This calendar of saints is drawn from several denominations, sects, and traditions. Although it will no longer be updated daily, the index on the right will guide visitors to a saint celebrated on any day they choose. Additional saints will be added as they present themselves to Major.

Friday, December 14, 2012

December 14 -- Feast of Saint Drosis

Here's a legend about which the details begin to vary widely.  I think at the foundation we start with Antigone, and then we work up from there.

Antigone, you may recall, was one of the four children of King Oedipus of Thebes and his wife, Jocasta. Unbeknownst to Oeddie, Jocasta was also his mother.  The fact that Jocasta and her son/husband was not carrying some recessive gene was not much relief, since Oedipus was carrying the curse of the House of Atreus, which is far worse than a harelip or webbed toes.  Long story cut to size, the parents are dead and the brothers kill each other fighting for control of Thebes.  The new king declares it illegal to bury one of Antigone's brothers, whom he considers a traitor.  Out of respect for her brother, Antigone buries him anyway and Greek Tragedy ensues.

Trajan's daughter, according to legend
Fast forward for several centuries.  The Emperor Trajan issued a couple of edicts with negative repercussions for the Christians.  First, he outlawed secret gatherings.  That means that religious services couldn't be held, since a tenet of the Christian faith is the rejection of all other gods, and Trajan's other edict was the death penalty for those who denied the old Roman gods.  Not burying the executed Christians was a good reminder to others that making a big show of a sacrifice to Jupiter was a good way to keep the ravens from your entrails.

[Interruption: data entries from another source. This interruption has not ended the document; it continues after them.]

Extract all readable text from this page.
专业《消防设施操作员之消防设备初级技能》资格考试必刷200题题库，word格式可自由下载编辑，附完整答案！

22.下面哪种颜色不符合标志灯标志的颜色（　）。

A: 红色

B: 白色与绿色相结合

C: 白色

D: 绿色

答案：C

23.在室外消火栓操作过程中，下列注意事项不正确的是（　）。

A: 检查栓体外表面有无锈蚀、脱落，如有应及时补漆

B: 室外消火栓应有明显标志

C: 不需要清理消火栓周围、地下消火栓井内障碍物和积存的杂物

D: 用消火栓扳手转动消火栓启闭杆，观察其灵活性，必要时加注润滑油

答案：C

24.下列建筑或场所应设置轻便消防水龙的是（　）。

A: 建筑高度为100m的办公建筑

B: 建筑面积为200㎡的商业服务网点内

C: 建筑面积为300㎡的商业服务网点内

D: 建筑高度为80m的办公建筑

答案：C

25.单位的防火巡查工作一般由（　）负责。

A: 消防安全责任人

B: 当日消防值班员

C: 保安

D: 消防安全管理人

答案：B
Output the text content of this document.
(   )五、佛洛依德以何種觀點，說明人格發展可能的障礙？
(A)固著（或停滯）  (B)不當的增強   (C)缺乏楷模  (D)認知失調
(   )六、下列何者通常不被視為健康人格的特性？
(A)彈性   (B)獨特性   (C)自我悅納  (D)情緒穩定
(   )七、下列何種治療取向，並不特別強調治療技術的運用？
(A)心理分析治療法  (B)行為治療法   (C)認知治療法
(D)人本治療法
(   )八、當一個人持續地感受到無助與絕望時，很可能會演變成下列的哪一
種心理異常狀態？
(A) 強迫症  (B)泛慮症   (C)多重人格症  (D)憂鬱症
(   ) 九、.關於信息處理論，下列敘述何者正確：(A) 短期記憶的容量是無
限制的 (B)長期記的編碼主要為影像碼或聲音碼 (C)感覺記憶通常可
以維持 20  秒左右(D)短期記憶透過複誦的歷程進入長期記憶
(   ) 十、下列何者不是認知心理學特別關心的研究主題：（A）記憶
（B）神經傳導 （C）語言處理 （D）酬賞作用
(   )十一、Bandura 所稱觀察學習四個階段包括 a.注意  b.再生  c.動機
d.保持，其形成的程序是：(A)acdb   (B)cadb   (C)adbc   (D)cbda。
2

Five dedicated virgins -- Aglaida, Apolliniaria, Daria, Mamthusa and Thais -- started burying the martyrs, just like Antigone had.  They collected corpses under the cover of night, prepped them for burial, and interred them within the grounds of their common home.  I suppose it was a nunnery, of sorts, though the word seems an anachronism in this context.

When Trajan's daughter, Drosis, learned of their activities, she slipped out to help.  Her fiance, to get in tight with his emperor, boss, and future father-in-law, set a watch over the fresh corpses so they could bust the outlaw undertakers.  In an elegantly tragic twist that you saw coming, he busted his own betrothed with her virginal companions.

Yeah, probably sculptures like this
The five nuns were roasted in a furnace that was being used to make copper fixtures for a new bathhouse.  Drosis was locked up at home in hopes that she'd come to her polytheistic senses and marry Adrian the Ambitious Watchman.  [Spoiler: she doesn't.]  The grand opening of the new bathhouse was spoiled by the death of the first Roman to enter.  The death was sudden and mysterious, as was the death of the second, third, and fourth Roman to enter.  And so on, until they agreed that they probably shouldn't go in their until the cursed copper fittings were removed.  Not wanting to seem like he was backing down, Trajan ordered the copper to be used to make five statues of naked Christian women -- that'll show 'em.

Trajan started having nightmares.  The women mocked him in his sleep.  What good is being the Emperor if you victims can return to haunt you and deny you rest?  They even told him he would lose his daughter if he didn't knock it off.  Yet I think I mentioned that he wasn't one to back down, so he set up two furnaces at the opposite ends of the city and invited Christians to surrender themselves rather than be discovered and tortured before execution.  Business at the furnaces was surprisingly good as Christians lined up to be roasted to death.  Among those who queued up to get killed: Drosis, who had baptized herself since there was no functioning Church to assist her.